Папочка в конце концов вышел из себя и на днях указал ищейке на дверь. Я не слышала всего разговора. Потом я спросила папочку, что случилось, а он велел мне убираться, довольно грубо велел. Понимаешь, папочке приходится очень тяжко. Он мне ни словечка не говорит, никогда не жалуется, и ты его прости, если он злится или верит всяким вралям вроде ищейки или того профессора, твоего начальника-немца. Немец к нам приходил месяц назад, они с папочкой говорили о династиях, отрывках, Оксфорде, о чем только не говорили. (И это еще вопрос, должны ли мы вообще доверять немцам. Я бы ни за что им не поверила, я-то знаю, дорогой мой, через что ты прошел на войне!) Ты же знаешь, Ральф, я таких людей никогда не слушала. Мне известно, какой ты, я тебя люблю с макушки до подошв твоих грязных ботинок, и всегда буду любить. Ты же знаешь? Просто поверь мне, ладно? Без тебя — я не знаю, что бы со мной стало. Я храню под подушкой каблограмму, в которой ты пишешь, что Феррелл врет.

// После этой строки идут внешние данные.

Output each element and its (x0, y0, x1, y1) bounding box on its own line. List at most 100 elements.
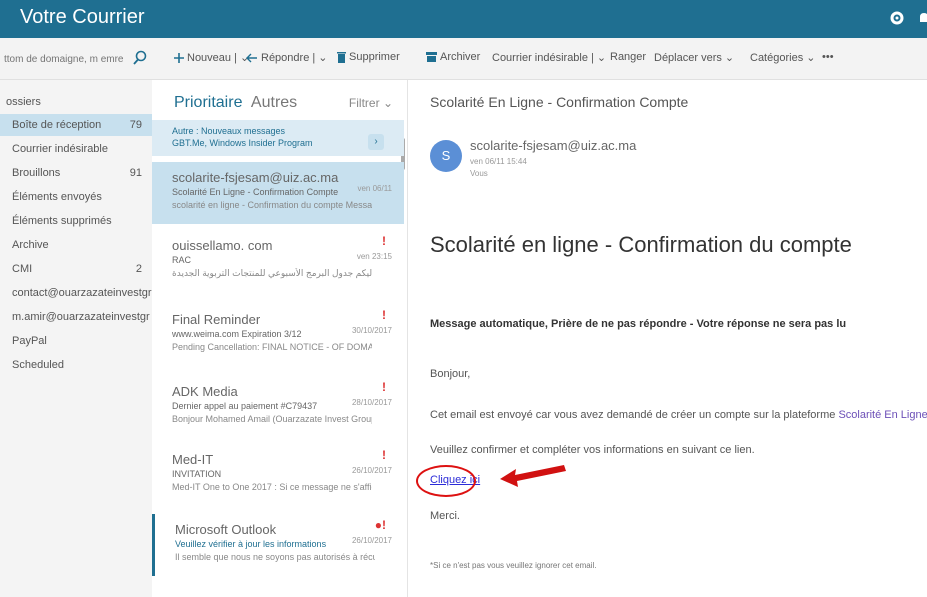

Ты наверняка уже слышал о том, что «Фешенебельные Фасоны Финнерана» переживают не лучшие времена. Мне так кажется, и папочка очень переживает, и Дж. П. О'Тул иногда проговаривается. Поэтому твоя победа очень-очень важна для всех нас, они все тобой восхищаются — почти как я, твоя царица. Надеюсь, эта новость тебя не встревожит и не переменит твоего отношения к папочке или ко мне. Я знаю, ты не такой. Это все совсем не так серьезно, как кажется.

Я так тебе благодарна, ты представить себе не можешь, как я тебе благодарна за то, что ты думаешь про Инге, про мои лекарства, про то, что до свадьбы все-все заживет. Пожалуйста, не волнуйся. Все будет хорошо. Мне достаточно просто знать, что ты обо мне думаешь, и что ты думаешь о том, как мне выздороветь, если я это буду знать, я выздоровею, вот увидишь. Мне станет лучше просто от любви к тебе, поэтому ты не волнуйся так за меня. Я уже выздоравливаю — ради тебя. Любой бы выздоровел ради такого человека, как ты.

Ты едешь домой, значит, мне не будет скучно, когда мне скучно, я думаю, что надо пойти погулять в городе. Но теперь я скажу себе: нет, ты больше не пойдешь в город, ни разу не пойдешь.

Я думаю о тебе постоянно — когда не сплю и когда могу соображать. Ты всегда говорил, что тебя ведут наука и дедуктивный метод, а не эмоции. Помнишь, ты сказал это, когда мы гуляли у реки? Но все улики говорят, мой археолог, что ты не должен меня любить. А ты меня любишь. Поэтому я даю тебе слово, я выздоровею ради тебя, стану достойной тебя, вознагражу тебя. Начну выздоравливать прямо сейчас. Три-четыре!..

Пиши мне чаще! Напиши о нашей свадьбе, о золотых кольцах, о коронах, которые ты ищешь в пустыне, о кентском Холле, о том, как мы познакомимся с королем Англии. Живой король, если уж на то пошло, лучше мумифицированного царя.

Остаюсь твоей вечной царицей,

м.

Четверг, 30 ноября 1922 года

К Маргарет: Маргарет, любовь моя, однажды ты возжелаешь знать все о произошедшем, воссоздать поток событий со всей возможной точностью. Так вот, сегодня утром, на следующий день после того, как ты со мной «порвала», я первым делом захромал на почту. И что ты думаешь? Я получил письмо от тебя, датированное 15 ноября; читал и хохотал, представляешь? Немедленно отправил тебе ответ, дорогая моя, благослови Господь кабель, позволяющий через океан устранить любое недоразумение. Теперь все понятно. Любовь наша — неколебима. Разумеется: у твоего отца неполадки с финансами, и он, бедняга, боится мне в этом признаться! Разумеется! Разумеется, ему совестно, он опасается неверности близких и решил испытать меня, послав мне фальшивую каблограмму. И к чему же мы пришли? Я люблю тебя, невзирая ни на что. Ни на что.

Вот все и объяснилось, и ныне я твоего отца жалею — и только. И вынесение проблемы финансирования экспедиции за скобки наших с ним отношений — только к лучшему, особенно сейчас, когда ему приходится очень тяжко. Судьба подарила мне встречу с новым вероятным компаньоном, так что все к лучшему. Представив меня отцу, ты оказала ему большую услугу; я последую твоему примеру и прощу ему его долги. Вместе нам с тобой по зубам любые проблемы. Мне так легко на душе, дорогая моя. Я еле пережил эту ночь.